Thüringische Landeszeitung: Instinkt und Moral

Wenn man den gegenseitigen Zuneigungsbekundungen
beiwohnen musste, wurde es vor lauter Herzelei schon unangenehm.
Ministerpräsidentin Lieberknecht lobte ihren scheidenden
Regierungssprecher, den „lieben Peter Zimmermann“, über den grünen
Klee, der revanchierte sich mit nicht weniger wohlgesetzten Worten.
Die Zusammenarbeit, betonten beide, sei eine Bereicherung gewesen.
Verständnisvoll gab Lieberknecht zu Protokoll, dass ihr
Chefkommunikator eine solche Karrierechance in der Privatwirtschaft
aber natürlich nicht ausschlagen konnte.

Hier, das wurde der Öffentlichkeit vermittelt, trennten sich zwei
Freunde – und zwar nur schweren Herzens. Genau aus diesem Grund war
es für Lieberknecht eine Selbstverständlichkeit, dass ihr
Staatssekretär nicht auf seine üppigen Versorgungsansprüche
verzichten sollte.

Und genau aus diesem Grund versetzte sie ihn in den einstweiligen
Ruhestand. Dumm nur, dass dies nicht von geltendem Recht gedeckt
wird. Denn dazu müsste das Vertrauensverhältnis nachhaltig gestört,
sprich zerrüttet sein.

Wenn jetzt der neue Regierungssprecher erklären muss, es
entspreche gängiger Praxis, Gründe für die Trennung „mit Rücksicht
auf die Interessen des versetzten Beamten nicht zu nennen“, legt das
nahe, die Chefin und ihr Sprecher hätten sich doch weit weniger lieb
gehabt, als sie medienwirksam vorgaukelten.

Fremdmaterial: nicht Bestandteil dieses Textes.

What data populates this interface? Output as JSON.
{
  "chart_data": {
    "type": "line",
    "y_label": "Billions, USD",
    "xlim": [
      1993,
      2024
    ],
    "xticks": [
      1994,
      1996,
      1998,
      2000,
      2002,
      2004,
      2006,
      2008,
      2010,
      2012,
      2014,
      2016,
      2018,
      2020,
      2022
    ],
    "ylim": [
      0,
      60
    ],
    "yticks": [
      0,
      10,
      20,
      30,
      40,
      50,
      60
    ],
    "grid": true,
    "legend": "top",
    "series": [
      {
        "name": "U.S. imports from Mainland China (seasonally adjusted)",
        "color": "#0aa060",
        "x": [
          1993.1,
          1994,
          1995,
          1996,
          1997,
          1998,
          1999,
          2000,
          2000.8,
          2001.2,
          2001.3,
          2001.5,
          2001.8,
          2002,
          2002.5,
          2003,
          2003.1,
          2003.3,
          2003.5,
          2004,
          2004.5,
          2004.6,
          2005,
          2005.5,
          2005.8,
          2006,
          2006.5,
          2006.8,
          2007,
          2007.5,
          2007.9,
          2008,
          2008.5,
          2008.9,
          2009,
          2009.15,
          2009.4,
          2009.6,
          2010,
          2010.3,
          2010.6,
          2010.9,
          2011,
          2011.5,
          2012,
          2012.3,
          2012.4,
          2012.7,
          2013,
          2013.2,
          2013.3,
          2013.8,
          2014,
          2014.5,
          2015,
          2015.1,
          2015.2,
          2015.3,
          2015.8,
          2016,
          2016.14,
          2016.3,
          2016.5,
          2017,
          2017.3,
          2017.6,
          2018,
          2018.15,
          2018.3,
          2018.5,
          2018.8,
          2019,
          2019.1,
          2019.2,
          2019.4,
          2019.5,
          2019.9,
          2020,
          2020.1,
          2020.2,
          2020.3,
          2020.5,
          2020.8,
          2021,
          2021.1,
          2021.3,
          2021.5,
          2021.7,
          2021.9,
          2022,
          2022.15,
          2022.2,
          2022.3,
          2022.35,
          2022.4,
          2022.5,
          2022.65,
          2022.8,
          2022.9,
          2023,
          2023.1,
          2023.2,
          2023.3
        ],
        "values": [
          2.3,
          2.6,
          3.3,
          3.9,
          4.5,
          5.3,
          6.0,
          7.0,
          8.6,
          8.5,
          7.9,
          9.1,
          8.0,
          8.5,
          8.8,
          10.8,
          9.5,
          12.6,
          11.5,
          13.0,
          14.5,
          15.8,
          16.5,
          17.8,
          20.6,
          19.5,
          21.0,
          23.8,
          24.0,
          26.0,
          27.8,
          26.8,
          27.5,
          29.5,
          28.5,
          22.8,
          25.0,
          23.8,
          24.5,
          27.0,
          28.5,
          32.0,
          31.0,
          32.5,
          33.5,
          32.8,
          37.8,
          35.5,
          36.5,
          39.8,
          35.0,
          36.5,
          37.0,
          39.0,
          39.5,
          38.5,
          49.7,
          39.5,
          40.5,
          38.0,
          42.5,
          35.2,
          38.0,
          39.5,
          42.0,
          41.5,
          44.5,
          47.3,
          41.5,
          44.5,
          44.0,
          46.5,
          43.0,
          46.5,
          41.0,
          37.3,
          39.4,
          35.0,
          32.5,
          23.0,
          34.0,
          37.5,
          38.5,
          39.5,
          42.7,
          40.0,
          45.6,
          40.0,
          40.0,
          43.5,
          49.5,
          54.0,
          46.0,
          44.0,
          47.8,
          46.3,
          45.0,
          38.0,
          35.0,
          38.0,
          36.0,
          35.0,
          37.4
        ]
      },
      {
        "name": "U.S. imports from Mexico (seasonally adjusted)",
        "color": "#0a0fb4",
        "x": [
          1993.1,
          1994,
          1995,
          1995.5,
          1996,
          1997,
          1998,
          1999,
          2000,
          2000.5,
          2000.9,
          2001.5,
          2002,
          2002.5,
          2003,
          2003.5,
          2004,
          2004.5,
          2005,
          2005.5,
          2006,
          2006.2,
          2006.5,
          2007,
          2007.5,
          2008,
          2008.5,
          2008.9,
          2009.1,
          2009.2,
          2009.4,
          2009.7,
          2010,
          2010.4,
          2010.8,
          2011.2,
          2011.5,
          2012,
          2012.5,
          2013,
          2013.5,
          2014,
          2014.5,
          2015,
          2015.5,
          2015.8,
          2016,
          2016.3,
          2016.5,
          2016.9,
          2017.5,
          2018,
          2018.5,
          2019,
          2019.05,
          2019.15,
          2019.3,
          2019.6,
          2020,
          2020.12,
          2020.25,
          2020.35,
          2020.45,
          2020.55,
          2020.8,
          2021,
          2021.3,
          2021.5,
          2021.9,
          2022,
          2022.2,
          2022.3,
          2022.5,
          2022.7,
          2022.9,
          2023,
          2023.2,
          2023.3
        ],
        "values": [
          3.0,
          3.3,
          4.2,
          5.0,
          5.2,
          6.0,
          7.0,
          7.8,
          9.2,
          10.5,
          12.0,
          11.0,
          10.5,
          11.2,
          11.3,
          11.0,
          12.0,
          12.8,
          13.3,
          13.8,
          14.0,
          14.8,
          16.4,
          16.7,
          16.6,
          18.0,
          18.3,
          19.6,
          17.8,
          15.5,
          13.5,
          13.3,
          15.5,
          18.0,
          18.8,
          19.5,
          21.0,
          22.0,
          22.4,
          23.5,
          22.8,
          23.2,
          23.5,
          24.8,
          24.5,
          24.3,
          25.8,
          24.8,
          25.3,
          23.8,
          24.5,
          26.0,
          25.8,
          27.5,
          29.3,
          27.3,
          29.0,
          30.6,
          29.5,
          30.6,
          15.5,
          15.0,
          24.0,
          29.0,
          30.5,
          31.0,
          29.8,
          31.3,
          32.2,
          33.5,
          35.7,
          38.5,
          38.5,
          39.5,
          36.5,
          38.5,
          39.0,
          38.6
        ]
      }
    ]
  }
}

Aber gerade Lieberknecht wird für ihre Bodenständigkeit,
Ehrlichkeit und Authentizität geschätzt und nicht, weil man den
Eindruck hat, sie sei eine gute Schauspielerin.

Die Regierungschefin hat mit Blick auf die bündnisgrüne
Strafanzeige nun ein juristisches Problem. Aber in Wahrheit ist es
weit mehr als das. Lieberknecht hat ihren Instinkt verloren, was
moralisch geht, und was nicht. Ein goldener Handschlag für einen gut
verdienenden Manager ist falsch und zu Recht den Menschen nicht zu
vermitteln.

Wer so handelt, darf sich über Die-da-oben- und
Wir-da-unten-Diskussionen nicht beschweren. Die Christdemokratin
schürt dadurch nur die Politikverdrossenheit.